The agency’s researchers also reported that most apps failed to tell parents when they involved interactive features like advertising, social network sharing or allowing children to make purchases for virtual goods within the app.

For instance, researchers found that 58 percent of the children’s apps contained ads, even though just 15 percent disclosed this before download. Moreover, of the 24 apps that stated they did not contain in-app advertising, 10 did contain ads, the report said.

Children’s advocates said the report’s findings reinforced the need to strengthen online privacy protections for children. The agency has not substantially revised its regulations based on the federal Children’s Online Privacy Protection Act, or Coppa, since the law’s introduction more than a decade ago.
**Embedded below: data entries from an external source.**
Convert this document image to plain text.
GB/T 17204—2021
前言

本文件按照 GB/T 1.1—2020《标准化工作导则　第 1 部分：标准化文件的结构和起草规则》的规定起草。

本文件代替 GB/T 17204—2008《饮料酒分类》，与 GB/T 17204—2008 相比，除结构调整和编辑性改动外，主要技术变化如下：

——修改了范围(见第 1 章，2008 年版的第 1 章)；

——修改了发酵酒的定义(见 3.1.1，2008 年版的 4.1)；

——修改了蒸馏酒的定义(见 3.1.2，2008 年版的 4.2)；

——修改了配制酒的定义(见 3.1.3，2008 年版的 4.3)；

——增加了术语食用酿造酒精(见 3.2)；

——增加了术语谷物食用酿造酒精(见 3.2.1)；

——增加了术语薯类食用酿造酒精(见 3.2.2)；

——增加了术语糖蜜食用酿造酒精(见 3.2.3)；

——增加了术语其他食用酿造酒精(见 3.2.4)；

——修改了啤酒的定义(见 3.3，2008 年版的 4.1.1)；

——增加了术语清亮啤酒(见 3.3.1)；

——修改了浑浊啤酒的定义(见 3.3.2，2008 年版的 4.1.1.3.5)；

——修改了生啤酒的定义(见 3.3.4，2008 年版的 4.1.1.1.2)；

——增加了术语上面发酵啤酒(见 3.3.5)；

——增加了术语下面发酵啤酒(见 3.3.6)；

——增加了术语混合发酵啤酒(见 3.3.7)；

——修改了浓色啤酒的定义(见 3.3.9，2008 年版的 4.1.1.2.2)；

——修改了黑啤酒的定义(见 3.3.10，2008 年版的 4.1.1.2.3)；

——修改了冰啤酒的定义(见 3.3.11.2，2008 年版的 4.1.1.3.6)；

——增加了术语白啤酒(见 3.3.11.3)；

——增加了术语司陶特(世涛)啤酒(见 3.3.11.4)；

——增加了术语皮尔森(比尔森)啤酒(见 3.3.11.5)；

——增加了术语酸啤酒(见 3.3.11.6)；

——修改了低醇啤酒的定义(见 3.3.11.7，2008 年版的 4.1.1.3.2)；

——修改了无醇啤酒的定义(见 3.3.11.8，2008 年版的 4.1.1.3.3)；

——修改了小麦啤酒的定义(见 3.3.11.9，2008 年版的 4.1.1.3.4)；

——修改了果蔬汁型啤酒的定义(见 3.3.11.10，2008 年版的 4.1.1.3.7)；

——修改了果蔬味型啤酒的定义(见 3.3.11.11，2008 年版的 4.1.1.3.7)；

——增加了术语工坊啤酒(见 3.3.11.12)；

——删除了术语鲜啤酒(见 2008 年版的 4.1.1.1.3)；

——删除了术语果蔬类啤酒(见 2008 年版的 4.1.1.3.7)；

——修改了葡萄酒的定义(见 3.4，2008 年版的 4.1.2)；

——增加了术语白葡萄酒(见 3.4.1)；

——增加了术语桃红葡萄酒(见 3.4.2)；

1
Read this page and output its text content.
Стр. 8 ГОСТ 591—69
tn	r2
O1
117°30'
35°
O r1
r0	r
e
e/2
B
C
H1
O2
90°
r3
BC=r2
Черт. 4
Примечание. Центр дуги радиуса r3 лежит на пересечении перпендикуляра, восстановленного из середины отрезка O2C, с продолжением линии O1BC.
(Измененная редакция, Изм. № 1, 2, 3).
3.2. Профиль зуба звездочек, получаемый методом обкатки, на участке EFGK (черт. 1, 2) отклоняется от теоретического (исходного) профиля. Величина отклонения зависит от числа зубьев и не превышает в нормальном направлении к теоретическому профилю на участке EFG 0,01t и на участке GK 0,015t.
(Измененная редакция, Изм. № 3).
“This makes the case as to why we need major revisions,” said James Steyer, the chief executive of Common Sense Media, a nonprofit advocacy and education group in San Francisco that focuses on children and technology. “It shows that parents don’t have enough information to make good choices.”

The timing of the report suggests that the agency is trying to lay the groundwork for its push for broader children’s online privacy protections. In interviews, agency officials have said the protections needed to be modernized to keep pace with developments in mobile apps, voice recognition, facial recognition and comprehensive online data collection by marketers.

For example, regulators have proposed a longer list of data about children that would require parental consent for Web site operators to collect, including photos, voice recordings and unique mobile device serial numbers. Agency officials have also emphasized that they considered the precise location of a mobile device to be personal information whose collection required parental permission.

If the agency includes these changes in the final version of its updated regulations, apps would need to get parental consent for a number of data collection practices that are in widespread use.

For example, agency researchers reported that almost 60 percent of the children’s apps in the study transmitted a device’s ID number, most commonly to an advertising network or another third party. But only 20 percent of the apps disclosed information about these kinds of practices. Regulators said their concern was that marketers or other entities could use these unique device numbers to follow individual children across multiple apps over time, compiling detailed dossiers on their activities.

“The transmission of kids’ information to third parties that are invisible and unknown to parents raises concerns,” the report said.

Although state and federal regulators, along with industry groups, have been working to improve disclosures for consumers about how mobile apps collect and use their data, progress has been incremental.

Kamala D. Harris, the attorney general of California, signed an agreement this year with seven leading app platforms to make sure apps available through their stores displayed privacy policies. She also recently sent letters to 100 companies whose apps, she said, did not comply with a California law requiring them to post privacy policies.

Last week, Ms. Harris’s office sued Delta Air Lines for not warning users of its Fly Delta app that it collected personal information like a user’s full name, phone number, e-mail address, photographs and location.

App industry associations have also been working to improve transparency for consumers and parents. For instance, the Application Developers Alliance, in a joint project with the American Civil Liberties Union and other advocacy groups, has created prototype disclosure notices that apps could voluntarily display before consumers download them.

“I think the app industry continues to work with our members, companies and consumer groups to identify and eventually implement more effective ways of communicating with consumers,” said Mr. Potter, the president of the app developers’ group.

Ms. Rich of the Federal Trade Commission said she hoped the agency’s report would “light a fire” under such efforts. She added that the agency intended to conduct studies regularly on the children’s app market and publicly report its findings.